Alors que les offres de camions à propulsion électrique à batterie jusqu’à 26 tonnes se multiplient pour les livraisons urbaines et transport régionaux, on pouvait se demander si un poids lourds d’un PTRA 40 t ayant recours au même moyen de propulsion serait crédible. Si plusieurs projets européens sont encore en développement, celui de Volvo Trucks est finalisé puisque ce dernier vient de lancer la production de 3 modèles en septembre dernier. Le constructeur suédois a pu proposer cette offre sur le marché rapidement grâce à ses choix d’organes issus de camions électriques ou thermiques existants.
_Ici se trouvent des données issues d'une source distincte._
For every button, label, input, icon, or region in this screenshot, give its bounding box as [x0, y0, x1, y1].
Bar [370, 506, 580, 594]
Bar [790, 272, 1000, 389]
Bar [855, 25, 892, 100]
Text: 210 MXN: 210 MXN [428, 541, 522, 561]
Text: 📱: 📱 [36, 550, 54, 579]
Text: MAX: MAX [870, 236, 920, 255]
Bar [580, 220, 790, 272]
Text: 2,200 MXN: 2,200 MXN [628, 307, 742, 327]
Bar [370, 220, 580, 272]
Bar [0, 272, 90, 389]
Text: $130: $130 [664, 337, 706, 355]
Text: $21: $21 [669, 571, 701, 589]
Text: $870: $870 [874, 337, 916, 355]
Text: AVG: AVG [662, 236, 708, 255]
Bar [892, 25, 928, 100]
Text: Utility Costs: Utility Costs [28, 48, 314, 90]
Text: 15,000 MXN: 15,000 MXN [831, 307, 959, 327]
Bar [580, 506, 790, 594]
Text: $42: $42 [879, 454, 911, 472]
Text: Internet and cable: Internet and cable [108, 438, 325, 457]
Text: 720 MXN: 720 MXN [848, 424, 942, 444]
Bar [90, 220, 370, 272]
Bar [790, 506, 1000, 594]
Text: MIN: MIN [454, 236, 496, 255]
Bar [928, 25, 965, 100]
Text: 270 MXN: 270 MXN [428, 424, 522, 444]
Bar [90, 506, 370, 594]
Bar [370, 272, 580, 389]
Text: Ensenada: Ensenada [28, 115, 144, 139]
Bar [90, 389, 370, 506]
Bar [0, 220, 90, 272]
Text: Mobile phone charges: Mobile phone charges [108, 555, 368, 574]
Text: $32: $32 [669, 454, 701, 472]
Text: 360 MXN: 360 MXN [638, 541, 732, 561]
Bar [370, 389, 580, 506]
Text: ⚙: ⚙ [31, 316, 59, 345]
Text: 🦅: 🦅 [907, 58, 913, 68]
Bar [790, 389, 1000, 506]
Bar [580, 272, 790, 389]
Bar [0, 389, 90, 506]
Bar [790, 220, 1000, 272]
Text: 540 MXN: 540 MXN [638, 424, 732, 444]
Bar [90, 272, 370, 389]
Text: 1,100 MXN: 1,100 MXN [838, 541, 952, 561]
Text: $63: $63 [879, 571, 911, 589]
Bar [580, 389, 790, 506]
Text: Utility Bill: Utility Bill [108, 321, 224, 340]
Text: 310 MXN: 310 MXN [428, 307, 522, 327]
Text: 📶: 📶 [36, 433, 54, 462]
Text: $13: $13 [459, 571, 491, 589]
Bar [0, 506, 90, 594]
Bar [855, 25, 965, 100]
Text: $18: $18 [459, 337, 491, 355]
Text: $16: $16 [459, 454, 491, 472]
De nombreux challenges étaient à relever tels que le logement de 540 kWh de batterie dans un tracteur, l’intégration d’une boîte de vitesses, le fonctionnement silencieux d’accessoires, etc. Nous avons également pu tester ce véhicule, évidemment chargé à 40 t.



L’avantage d’un camion électrique est de pouvoir accéder aux ZFE (Zones à Faibles Emissions) des villes, sans pollution locale et sans bruit, ce qui est particulièrement appréciable la nuit.

Sur la marché nord-américain, le constructeur Nikola a commercialisé en quelques dizaines d'exemplaires depuis septembre 2021 le TRE, un camion 6x2 embarquant 9 batteries d’une capacité totale de 733 kWh et permettant une autonomie de plus de 500 km. Développée en collaboration avec Iveco Europe, sa version européenne tracteur 4x2 vient juste d'être lancée sur un empattement de 4 021 mm.

Ensemble module de batterie, chargeur, onduleurs et gestion thermique en cours d’assemblage sous la cabine

Le Volvo FH Electric embarque 5 ou 6 packs de batteries de 90 kWh chacun, selon le choix du client. Chaque pack pèse 500 kg et les cellules lithium-ion fournies par Samsung sont de type NCA en format prismatique et refroidies par eau. La version 540 kWh, mais qui n’en utilise que 70 %, propose une autonomie atteignant 300 km selon les profils d’usage. Ses 6 packs sont logés dans un empattement de 3900 mm : 3 sur le côté droit, 2 sur le côté gauche et 1 sous la cabine qui héberge également le chargeur, les onduleurs et la gestion thermique. Cet arrangement a imposé une augmentation de la charge de l’essieu avant, passant de 9 t à 10 t.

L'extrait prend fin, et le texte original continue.